Wills
Wills can be a hot topic of tension within a family before and after someone passes away. It’s important to know how to make a Will and how they are executed when someone passes to ensure that their wishes are respected.
A Will is a written document that sets out what you want to happen to your property (your ‘estate’) after you die. It gives instructions to the person or organisation on how to distribute your property, assets, rights and other matters such as guardianship of any children you have.
Wills, including making, changing, executing or challenging a Will, can be a complicated process. Victoria Legal Aid offers more detailed information about wills.
Power of attorney
At some point in your life, you may be faced with an event such as an accident or illness that may leave you unable to make important decisions. This could be about where you live, how to spend your money, or what support services you may need.
Power of attorney is a process that allows you to choose who can make these decisions when you are unable to. It is a legal document that identifies the person or persons you want to make these decisions.
Choosing a power of attorney is important for people of all ages to make sure that whatever happens, you will have someone you trust to make decisions for you when you can’t. Without a power of attorney, it could lead to conflict in your family on who makes decisions or the appointment of a guardian by the Victorian Civil and Administrative Tribunal (VCAT).
Separation
Separation is when you and your partner stop living together in a domestic or marriage-like relationship.
Your partner does not have to agree to the separation, however, they need to know that you think the relationship is over. There are no legal processes to become separated.
Separation can become a legal issue when children, property or other shared belongings are involved. It is best to try and sort these things out together or use family dispute resolution. This will be much cheaper, quicker, and less stressful than going to court.
If you cannot agree on arrangements about property or children, you may end up going to court. The court can make decisions about parenting orders and division of property. They can offer help, information and referral services. Go to the Federal Circuit and Family Court of Australia website for more information.
Family violence
Everyone should feel safe in any relationship. Nobody has the right to hurt, threaten, harass or intimidate you. This includes people in your family, as well as people you treat like family or have had an intimate personal relationship with.
Family violence, sometimes called domestic violence or intimate partner violence, is when someone makes their ‘family member’ unsafe or feel unsafe. Family violence is also behaviour that makes someone fear for their safety, or the safety of their things, other family members or pets. It can start with small things and get worse over time. It does not mean that bad things are happening all the time.

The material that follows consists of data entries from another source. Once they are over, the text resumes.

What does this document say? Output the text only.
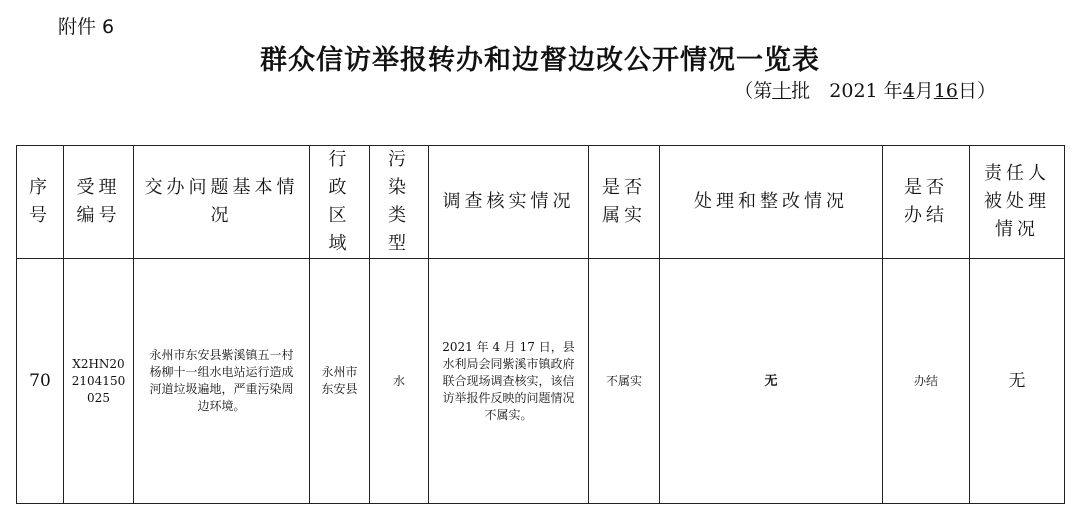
附件 6
群众信访举报转办和边督边改公开情况一览表
（第十批　2021 年4月16日）
序号	受理编号	交办问题基本情况	行政区域	污染类型	调查核实情况	是否属实	处理和整改情况	是否办结	责任人被处理情况
70	X2HN202104150025	永州市东安县紫溪镇五一村杨柳十一组水电站运行造成河道垃圾遍地，严重污染周边环境。	永州市东安县	水	2021 年 4 月 17 日，县水利局会同紫溪市镇政府联合现场调查核实，该信访举报件反映的问题情况不属实。	不属实	无	办结	无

Family violence can include acts of:
- emotional or psychological abuse which are non-physical behaviours that are meant to control, isolate or frighten a person. This could be telling them what they can say or do, or stopping them from seeing family or friends
- physical abuse, such as hitting or pushing a person
- sexual abuse, such as forcing a person to have sex or take part in sexual acts
- financial or economic abuse, such as forcing someone to take out loans or controlling their money without their consent
- controlling behaviour, such as forcing a family member into marriage, or using technology to track where they go and what they do without their consent
- coercive behaviour, such as intimidating, threatening or forcing a person into doing something.
If you are experiencing family violence in your relationships, there are services available for people who need support to leave, or have left, a violent relationship. If you are experiencing family violence and the situation is urgent do not wait, contact the police on ‘000’.
Consent
To give consent is when you freely and voluntarily agree to something. This means that you were not pressured or threatened to agree to something, or were not given a choice at all.
Most legal issues intersecting with consent are about sex. The law sets clear age limits for having sex. The age limits are designed to protect young people from being taken advantage of by older people.
As well as age limits, the law says that two people can’t have sex unless they both freely and voluntarily agree (consent). If you don’t freely and voluntarily agree and someone threatens you to engage in a sexual act or touches you sexually or indecently, they are breaking the law.
Sexual offences include rape, incest and sexual assault against both adults and children.
It may also be a sexual offence if:
- you agreed to sex but then changed your mind, and the other person did not believe on reasonable grounds that you continued to consent
- you agree to use a condom but the condom is tampered with or removed without consent
- someone has sex with you or touches you sexually when you are asleep, unconscious or so affected by alcohol or drugs that you are not able to agree.
If you have been sexually assaulted or fear for your safety and the situation is urgent, do not wait to report it. You can contact the police on ‘000’.